The generic_visit() method is called for every node that doesnt have a named visitor (like visitCall or visitStr. For the same reason we generate a warning in visitCall, we do the same here. If there is anything but a raw string inside a translation function call, developers should know about it.

The last and I think the most important method is visitStr. All it does is checking the last element of the in_call list, and generates a warning if a raw string is found somewhere that is not inside a translation function call.

For accurate reports, there is a get_func_name() function that takes an ast node as an argument. As function call can be anything from actual functions to object methods, this goes all down the nodes properties, and recursively reconstructs the name of the actual function.

Finally, there are some test functions in this code. tst and actual_tests are there so if I run a self-check on this script, it will find these strings and report all the untranslated strings and all the potential problems like the string concatenation.

Drawbacks

There are several drawbacks here. First, translation function names are built in, to the TRANSLATION_FUNCTIONS property of the ShowString class. You must change this if you use other translation functions like dngettext, or if you use a translation library other than gettext.

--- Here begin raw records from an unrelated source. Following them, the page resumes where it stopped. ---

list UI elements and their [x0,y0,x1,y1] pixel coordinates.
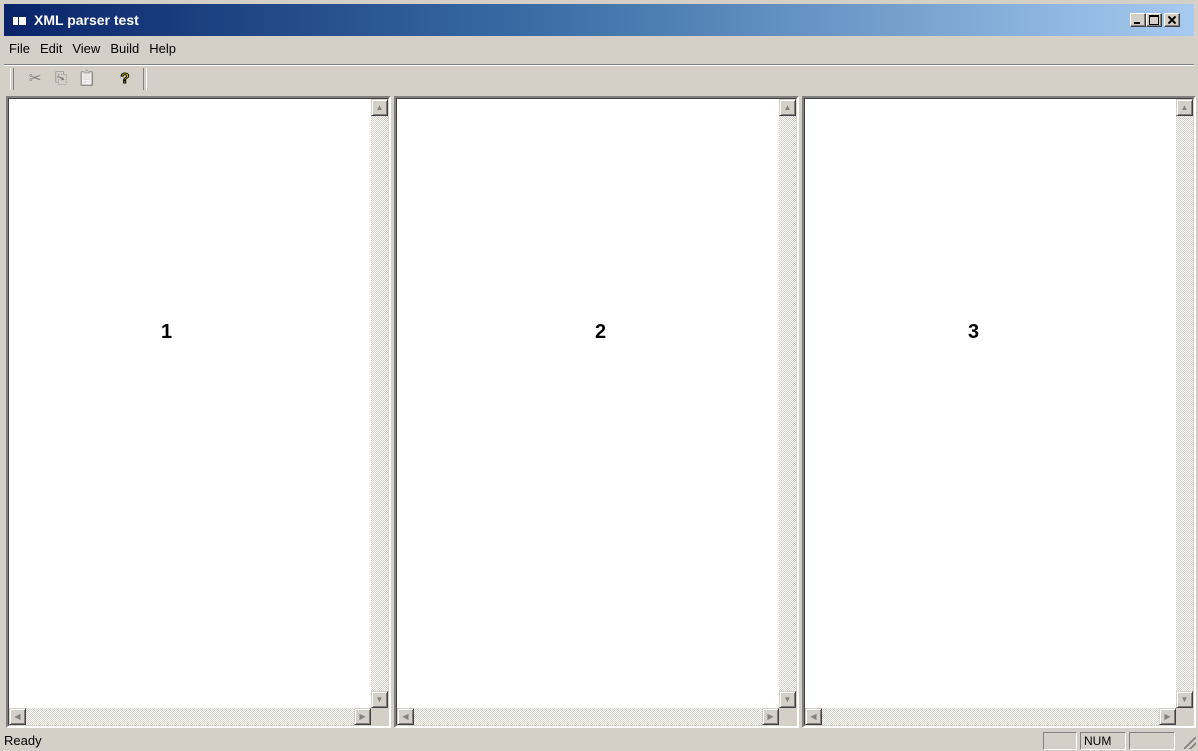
view-pane-2[interactable]: 2 ▲ ▼ ◀ ▶ [394,96,799,728]
pane-1-label: 1 [161,321,173,343]
status-indicator-num: NUM [1080,732,1126,750]
view-pane-1[interactable]: 1 ▲ ▼ ◀ ▶ [6,96,391,728]
pane-3-label: 3 [968,321,980,343]
resize-grip-icon[interactable] [1184,737,1196,749]
copy-button[interactable]: ⎘ [50,68,72,90]
help-button[interactable]: ? [114,68,136,90]
scroll-right-icon[interactable]: ▶ [1159,708,1176,725]
scroll-up-icon[interactable]: ▲ [1176,99,1193,116]
minimize-button[interactable] [1130,13,1146,27]
view-pane-3[interactable]: 3 ▲ ▼ ◀ ▶ [802,96,1196,728]
window-title: XML parser test [34,12,139,28]
scroll-corner [371,708,388,725]
status-bar: Ready NUM [0,731,1198,751]
pane-2-vertical-scrollbar[interactable]: ▲ ▼ [779,99,796,708]
cut-button[interactable]: ✂ [24,68,46,90]
scroll-up-icon[interactable]: ▲ [779,99,796,116]
toolbar: ✂ ⎘ 📋 ? [4,64,1194,93]
scroll-left-icon[interactable]: ◀ [9,708,26,725]
menu-file[interactable]: File [4,38,35,60]
pane-3-vertical-scrollbar[interactable]: ▲ ▼ [1176,99,1193,708]
scroll-down-icon[interactable]: ▼ [371,691,388,708]
menu-view[interactable]: View [67,38,105,60]
scroll-right-icon[interactable]: ▶ [354,708,371,725]
menu-help[interactable]: Help [144,38,181,60]
menu-edit[interactable]: Edit [35,38,67,60]
pane-2-frame: 2 ▲ ▼ ◀ ▶ [396,98,797,726]
help-icon: ? [120,70,130,88]
close-button[interactable] [1164,13,1180,27]
title-bar[interactable]: XML parser test [4,4,1194,36]
menu-build[interactable]: Build [105,38,144,60]
paste-button[interactable]: 📋 [76,68,98,90]
pane-1-horizontal-scrollbar[interactable]: ◀ ▶ [9,708,371,725]
toolbar-grip[interactable] [10,68,14,90]
status-text: Ready [4,733,42,748]
scroll-up-icon[interactable]: ▲ [371,99,388,116]
scroll-corner [779,708,796,725]
main-window: XML parser test File Edit View Build Help ✂ … [0,0,1198,751]
status-indicator-caps [1043,732,1077,750]
pane-1-vertical-scrollbar[interactable]: ▲ ▼ [371,99,388,708]
scroll-down-icon[interactable]: ▼ [1176,691,1193,708]
app-icon[interactable] [12,13,27,26]
scroll-corner [1176,708,1193,725]
scroll-left-icon[interactable]: ◀ [805,708,822,725]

Second, it cannot ignore untranslated strings right now. It would be great if a pragma like flake8s # noqa or coverage.pys # pragma: no cover could be added. However, ast doesnt parse comment blocks, so this proves to be challenging.

Third, it reports docstrings as untranslated. Clearly, this is wrong, as docstrings generally dont have to be translated. Ignoring them, again, is a nice challenge I couldnt yet overcome.

The get_func_name() helper is everything but done. As long as I cannot remove that final else clause, there may be error reports. If that happens, the reported class should be treated in a new elif branch.

Finally (and the most easily fixed), the warnings are simply printed on the console. It is nice, but it should be optional; the problems identified should be stored so the caller can obtain it as an array.

Bottom line

Finding strings in Python sources is not as hard as I imagined. It was fun to learn using the ast module, and it does a great job. Once I can overcome the drawbacks above, this script will be a fantastic piece of code that can assist me in my future tasks.